5. Comparison of the three operating expense rates of the company (management expense rate, sales expense rate and financial expense rate)
From the three cost rate indicators, the green harmonic is the best, Fengli Intelligence and Guomao shares ranked second and third, the overall look in addition to Haozhi electromechanical, other can do 10% and below, for manufacturing enterprises is still good.
General junction
Through the analysis of the situation and production capacity of each company in the second part and the main financial indicators of each listed company in the third part, we can select excellent companies from the following three aspects: Looking at the company’s core competitiveness and operational capabilities, and looking at the company’s future development potential, this is actually from the past, present and future three dimensions to screen the good company in your mind.
1. From the historical performance of the company:
The simplest is to look at the company’s revenue, profit and continuous growth, through the above table, we can obviously see that the performance of double-ring transmission, whether the growth rate of revenue and net profit has been positive growth since 21 years, and the growth rate of net profit is greater than the growth rate of revenue, the company’s fundamentals continue to improve. Another I am more optimistic about China Dali, first, the change trend of revenue and net profit is basically the same, and the H1 in 23 years has gradually improved, and the revenue and net profit have returned to positive growth.

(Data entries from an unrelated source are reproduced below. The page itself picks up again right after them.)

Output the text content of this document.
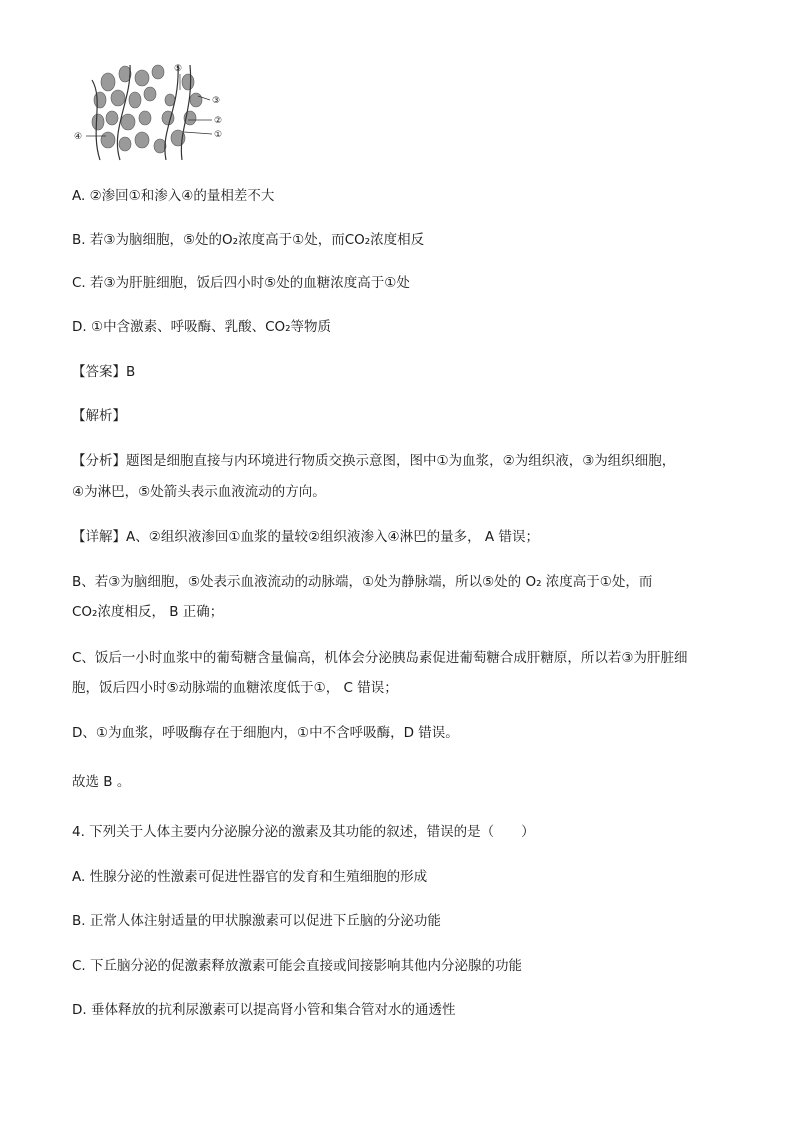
⑤
③
②
①
④
A. ②渗回①和渗入④的量相差不大
B. 若③为脑细胞，⑤处的O₂浓度高于①处，而CO₂浓度相反
C. 若③为肝脏细胞，饭后四小时⑤处的血糖浓度高于①处
D. ①中含激素、呼吸酶、乳酸、CO₂等物质
【答案】B
【解析】
【分析】题图是细胞直接与内环境进行物质交换示意图，图中①为血浆，②为组织液，③为组织细胞，
④为淋巴，⑤处箭头表示血液流动的方向。
【详解】A、②组织液渗回①血浆的量较②组织液渗入④淋巴的量多， A 错误；
B、若③为脑细胞，⑤处表示血液流动的动脉端，①处为静脉端，所以⑤处的 O₂ 浓度高于①处，而
CO₂浓度相反， B 正确；
C、饭后一小时血浆中的葡萄糖含量偏高，机体会分泌胰岛素促进葡萄糖合成肝糖原，所以若③为肝脏细
胞，饭后四小时⑤动脉端的血糖浓度低于①， C 错误；
D、①为血浆，呼吸酶存在于细胞内，①中不含呼吸酶，D 错误。
故选 B 。
4. 下列关于人体主要内分泌腺分泌的激素及其功能的叙述，错误的是（　　）
A. 性腺分泌的性激素可促进性器官的发育和生殖细胞的形成
B. 正常人体注射适量的甲状腺激素可以促进下丘脑的分泌功能
C. 下丘脑分泌的促激素释放激素可能会直接或间接影响其他内分泌腺的功能
D. 垂体释放的抗利尿激素可以提高肾小管和集合管对水的通透性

2. The core competitiveness of the company:
Robot reducer is a sophisticated technology. We can compare the company’s competitiveness in this business by combining the proportion of precision reducer business in each company and the corresponding gross profit rate. The stronger the competitiveness, the higher the corresponding gross profit rate. 85% of its main business is harmonic reducer, ranking second is double-ring transmission and its 2023 H1de gross margin reached 38%.
1. From the historical performance of the company:
The simplest is to look at the company’s revenue, profit and continuous growth, through the above table, we can obviously see that the performance of double-ring transmission, whether the growth rate of revenue and net profit has been positive growth since 21 years, and the growth rate of net profit is greater than the growth rate of revenue, the company’s fundamentals continue to improve. Another I am more optimistic about China Dali, first, the change trend of revenue and net profit is basically the same, and the H1 in 23 years has gradually improved, and the revenue and net profit have returned to positive growth.
2. The core competitiveness of the company:
Robot reducer is a sophisticated technology. We can compare the company’s competitiveness in this business by combining the proportion of precision reducer business in each company and the corresponding gross profit rate. The stronger the competitiveness, the higher the corresponding gross profit rate. 85% of its main business is harmonic reducer, ranking second is double-ring transmission and its 2023 H1de gross margin reached 38%.
In short, through the comprehensive analysis of the three aspects, I also see the harmonics of the double-ring drive of the RV head and the harmonics of the harmonics green of the head of the harmonic reducer, of course, from the perspective of valuation PE and theme operation, the market value of China Great Power De 5.5 billion and the dynamic PE of Guomao shares 28 are also good operating subjects.